Low Latency 100G Ethernet Intel® FPGA IP Core User Guide: For Stratix® 10 Devices

ID 683100
Date 8/05/2024
Public
Document Table of Contents

5. Reset

Control and Status registers control three parallel soft resets. These soft resets are not self-clearing. Software clears them by writing to the appropriate register. In addition, the IP core has three hard reset signals.

Asserting the external hard reset csr_rst_n returns all Control and Status registers to their original values, including the statistics counters. An additional dedicated reset signal resets the transceiver reconfiguration interface.

Figure 16. Conceptual Overview of General IP Core Reset LogicThe three hard resets are top-level ports. The three soft resets are internal signals which are outputs of the PHY_CONFIG register. Software writes the appropriate bit of the PHY_CONFIG to assert a soft reset.

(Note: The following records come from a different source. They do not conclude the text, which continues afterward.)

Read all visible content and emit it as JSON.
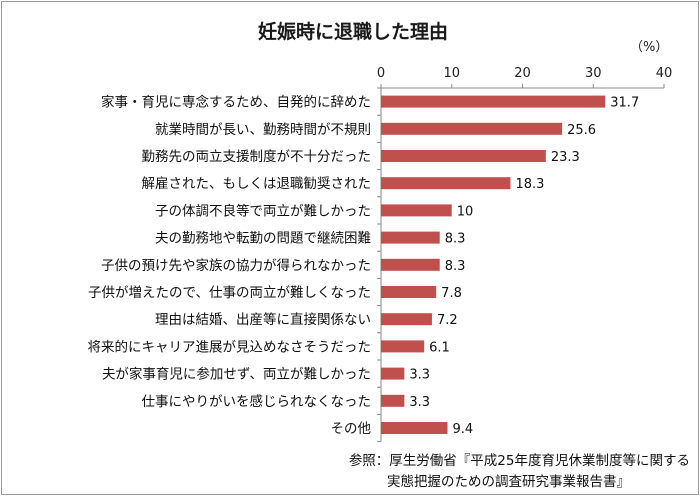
{
  "chart_data": {
    "type": "bar",
    "orientation": "horizontal",
    "title": "妊娠時に退職した理由",
    "unit_label": "（%）",
    "xlim": [
      0,
      40
    ],
    "xticks": [
      "0",
      "10",
      "20",
      "30",
      "40"
    ],
    "grid": false,
    "bar_color": "#c0504d",
    "categories": [
      "家事・育児に専念するため、自発的に辞めた",
      "就業時間が長い、勤務時間が不規則",
      "勤務先の両立支援制度が不十分だった",
      "解雇された、もしくは退職勧奨された",
      "子の体調不良等で両立が難しかった",
      "夫の勤務地や転勤の問題で継続困難",
      "子供の預け先や家族の協力が得られなかった",
      "子供が増えたので、仕事の両立が難しくなった",
      "理由は結婚、出産等に直接関係ない",
      "将来的にキャリア進展が見込めなさそうだった",
      "夫が家事育児に参加せず、両立が難しかった",
      "仕事にやりがいを感じられなくなった",
      "その他"
    ],
    "values": [
      31.7,
      25.6,
      23.3,
      18.3,
      10,
      8.3,
      8.3,
      7.8,
      7.2,
      6.1,
      3.3,
      3.3,
      9.4
    ],
    "value_labels": [
      "31.7",
      "25.6",
      "23.3",
      "18.3",
      "10",
      "8.3",
      "8.3",
      "7.8",
      "7.2",
      "6.1",
      "3.3",
      "3.3",
      "9.4"
    ]
  },
  "source": {
    "line1": "参照：厚生労働省『平成25年度育児休業制度等に関する",
    "line2": "実態把握のための調査研究事業報告書』"
  }
}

The general reset signals reset the following functions:

  • soft_tx_rst, tx_rst_n: Resets the IP core in the TX direction. Resets the TX PCS, TX MAC, and digital portion of the transceiver. This reset leads to deassertion of the tx_lanes_stable output signal.
  • soft_rx_rst, rx_rst_n: Resets the IP core in the RX direction. Resets the RX PCS and RX MAC. This reset leads to deassertion of the rx_pcs_ready output signal.
  • sys_rst, csr_rst_n: Resets the IP core. Resets the TX and RX MACs, PCS, and transceivers.
    Note: csr_rst_n resets the Control and Status registers, including the statistics counters. sys_rst does not reset any Control and Status registers.
    This reset leads to deassertion of the tx_lanes_stable and rx_pcs_ready output signals.

In addition, the synchronous reconfig_reset signal resets the IP core transceiver reconfiguration interface, an Avalon-MM interface. Associated clock is the reconfig_clk, which clocks the transceiver reconfiguration interface.

System Considerations

You should perform a system reset before beginning IP core operation, preferably by asserting the csr_rst_n signal.

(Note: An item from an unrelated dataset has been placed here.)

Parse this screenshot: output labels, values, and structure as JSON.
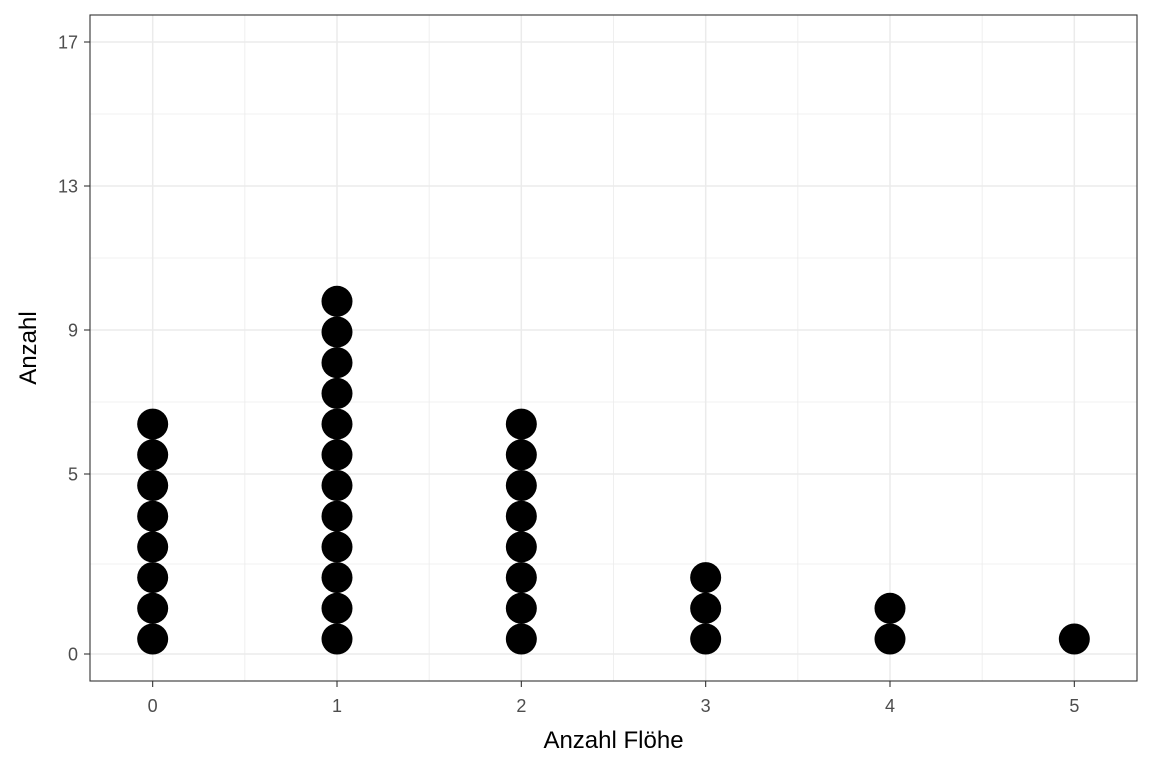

If you assert the transmit reset when the downstream receiver is already aligned, the receiver loses alignment. Before the downstream receiver loses lock, it might receive some malformed frames.

If you assert the receive reset while the upstream transmitter is sending packets, the packets in transit are corrupted.

If the ATX PLL loses lock, the IP core forces a transmit side reset. After the ATX PLL acquires lock, the IP core deasserts the transmit reset.

If the IP core suffers loss of signal on the serial links, it asserts the receive reset.